Он протянул ей расписку. Она взяла ее.
— Не бойся, — сказала, — не обману.
Они вышли из подъезда.
— Завтра, — спросил он, — во сколько придешь?
— Ты и впрямь дурной, — сказала она, беря его под руку, — завтра что? Пятница. С чего бы я пришла в пятницу? Разве посещения разрешают в пятницу? Сам же хочешь нас обоих, это… под монастырь.
— Значит, в субботу?
— Значит, так. По обычному графику.
— Давай провожу, — неловко предложил он.
— До автостанции? Далековато…
— Ну, хоть до остановки…
— До остановки — давай.
Он проводил ее до остановки автобуса. На следующей остановке она вышла, перешла через дорогу и поехала в обратную сторону. Она ехала на вокзал, чтобы выкупить пару заказанных накануне плацкартных билетов, затем к Корнею, чтобы его покормить, а от него — в общежитие, место сегодняшней ночевки. Она ехала и думала об Отце.
* * *
…А что же Отец?
Дважды в неделю, в среду и в один из выходных, она являлась в больницу и по несколько часов общалась с Отцом. Посещения разрешались в оба выходных, и она, конечно, хотела бы это использовать, но столь частые визиты (тем более, якобы из уезда) привлекли бы чрезмерное внимание, и она лишилась бы полезной привилегии сказать: «как раз в тот день меня не было». Вначале эти свидания проходили внутри корпуса — не из-за особого режима, а просто потому, что стояли холода, и она боялась, что Отец простудится; потом стало потеплее, и можно было уже прогуляться под ручку по территории.

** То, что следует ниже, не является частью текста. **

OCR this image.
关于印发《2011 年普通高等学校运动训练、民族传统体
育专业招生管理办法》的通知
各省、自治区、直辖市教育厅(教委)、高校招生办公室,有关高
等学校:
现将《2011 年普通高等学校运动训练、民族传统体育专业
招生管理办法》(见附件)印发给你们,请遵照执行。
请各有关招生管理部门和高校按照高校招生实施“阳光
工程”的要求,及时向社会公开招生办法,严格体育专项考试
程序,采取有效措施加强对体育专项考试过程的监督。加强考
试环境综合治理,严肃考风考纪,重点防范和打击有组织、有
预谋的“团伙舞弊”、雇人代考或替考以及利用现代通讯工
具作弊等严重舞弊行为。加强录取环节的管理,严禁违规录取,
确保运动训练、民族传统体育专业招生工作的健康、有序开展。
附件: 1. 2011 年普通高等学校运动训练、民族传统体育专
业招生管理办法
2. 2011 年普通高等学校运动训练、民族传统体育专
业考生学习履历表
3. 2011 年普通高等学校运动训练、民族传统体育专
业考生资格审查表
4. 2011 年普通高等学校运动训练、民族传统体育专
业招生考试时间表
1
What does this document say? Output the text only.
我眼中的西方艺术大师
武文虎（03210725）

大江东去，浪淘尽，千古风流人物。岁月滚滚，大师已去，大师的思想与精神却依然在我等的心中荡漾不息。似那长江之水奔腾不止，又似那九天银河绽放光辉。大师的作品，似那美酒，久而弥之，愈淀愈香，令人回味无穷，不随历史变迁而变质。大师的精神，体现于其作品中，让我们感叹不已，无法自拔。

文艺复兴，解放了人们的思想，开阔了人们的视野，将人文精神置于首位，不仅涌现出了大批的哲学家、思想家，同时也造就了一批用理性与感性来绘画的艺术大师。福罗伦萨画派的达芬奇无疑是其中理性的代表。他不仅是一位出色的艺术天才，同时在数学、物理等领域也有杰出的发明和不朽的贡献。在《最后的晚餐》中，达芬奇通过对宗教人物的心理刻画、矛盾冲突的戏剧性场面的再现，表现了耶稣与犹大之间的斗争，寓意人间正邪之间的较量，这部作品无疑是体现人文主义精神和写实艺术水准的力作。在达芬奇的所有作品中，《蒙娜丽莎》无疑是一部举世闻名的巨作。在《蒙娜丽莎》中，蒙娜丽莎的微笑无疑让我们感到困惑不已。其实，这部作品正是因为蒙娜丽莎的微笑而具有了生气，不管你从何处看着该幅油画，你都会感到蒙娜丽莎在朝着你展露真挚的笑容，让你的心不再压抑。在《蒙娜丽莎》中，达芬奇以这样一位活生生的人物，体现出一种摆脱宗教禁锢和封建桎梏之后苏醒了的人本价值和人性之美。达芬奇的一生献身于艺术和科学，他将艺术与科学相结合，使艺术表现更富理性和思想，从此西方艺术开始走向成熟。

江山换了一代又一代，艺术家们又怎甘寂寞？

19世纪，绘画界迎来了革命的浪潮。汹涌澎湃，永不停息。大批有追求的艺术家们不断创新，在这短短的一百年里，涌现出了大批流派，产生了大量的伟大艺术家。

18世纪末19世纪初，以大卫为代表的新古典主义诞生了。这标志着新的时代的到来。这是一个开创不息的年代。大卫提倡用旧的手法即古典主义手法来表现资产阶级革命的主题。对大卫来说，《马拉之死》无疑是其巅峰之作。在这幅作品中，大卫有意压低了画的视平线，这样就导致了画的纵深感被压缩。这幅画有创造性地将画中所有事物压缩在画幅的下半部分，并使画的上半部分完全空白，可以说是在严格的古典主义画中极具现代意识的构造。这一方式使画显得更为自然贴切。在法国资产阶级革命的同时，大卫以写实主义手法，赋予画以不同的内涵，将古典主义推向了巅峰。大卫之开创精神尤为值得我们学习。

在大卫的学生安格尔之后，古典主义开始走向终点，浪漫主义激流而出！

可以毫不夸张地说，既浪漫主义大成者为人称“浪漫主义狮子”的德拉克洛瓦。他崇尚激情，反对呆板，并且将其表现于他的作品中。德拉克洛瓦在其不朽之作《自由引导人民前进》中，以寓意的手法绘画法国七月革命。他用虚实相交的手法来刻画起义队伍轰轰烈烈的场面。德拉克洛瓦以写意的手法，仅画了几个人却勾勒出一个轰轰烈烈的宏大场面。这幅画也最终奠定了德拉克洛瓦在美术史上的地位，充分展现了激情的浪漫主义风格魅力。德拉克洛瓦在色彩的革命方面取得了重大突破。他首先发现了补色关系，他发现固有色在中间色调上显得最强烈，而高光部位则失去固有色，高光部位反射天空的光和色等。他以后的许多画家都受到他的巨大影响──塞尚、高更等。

Отец выглядел в целом как всегда, как и раньше; только по одному и можно было сразу отличить Отца нынешнего от прежнего — по резкому больничному запаху, которым здесь было пропитано буквально все. При спокойном и неторопливом общении, однако, становились заметны и другие отличия — например, Он был теперь постоянно задумчив, самоуглублен; иногда начинал беспокойно и беспричинно оглядываться, как бы ожидая опасностей со стороны — именно так Он вел себя в тот самый злополучный вечер, когда пропала собака и Он предложил отменить сладкий час. Она не пыталась выяснить, что с Ним. Слишком много всего навалилось на Отца — участок, сизо… экспертизы… теперь это так называемое лечение, последствия которого в любом случае придется преодолевать… Она ничего не сказала Ему о своих делах, о планах. Мало ли как действует то, чем они Его пичкают… еще проговорится… а потому — то же, что и для всех — учеба в районном училище… угол у старушки…
Он, видно, чувствовал, что она не вполне откровенна с Ним, слегка как бы дичился; когда они впервые оказались более или менее одни, вне близкого обзора, она обняла Его и, делая вид, что расстегивает свою пуговицу, нащупала сквозь больничную пижаму любимого Царя. Она погладила Его, такого теперь недоступного, тоскливо завидуя больничным сестрам, которые могли видеть Его во время каких-нибудь процедур… и Он внезапно отстранился.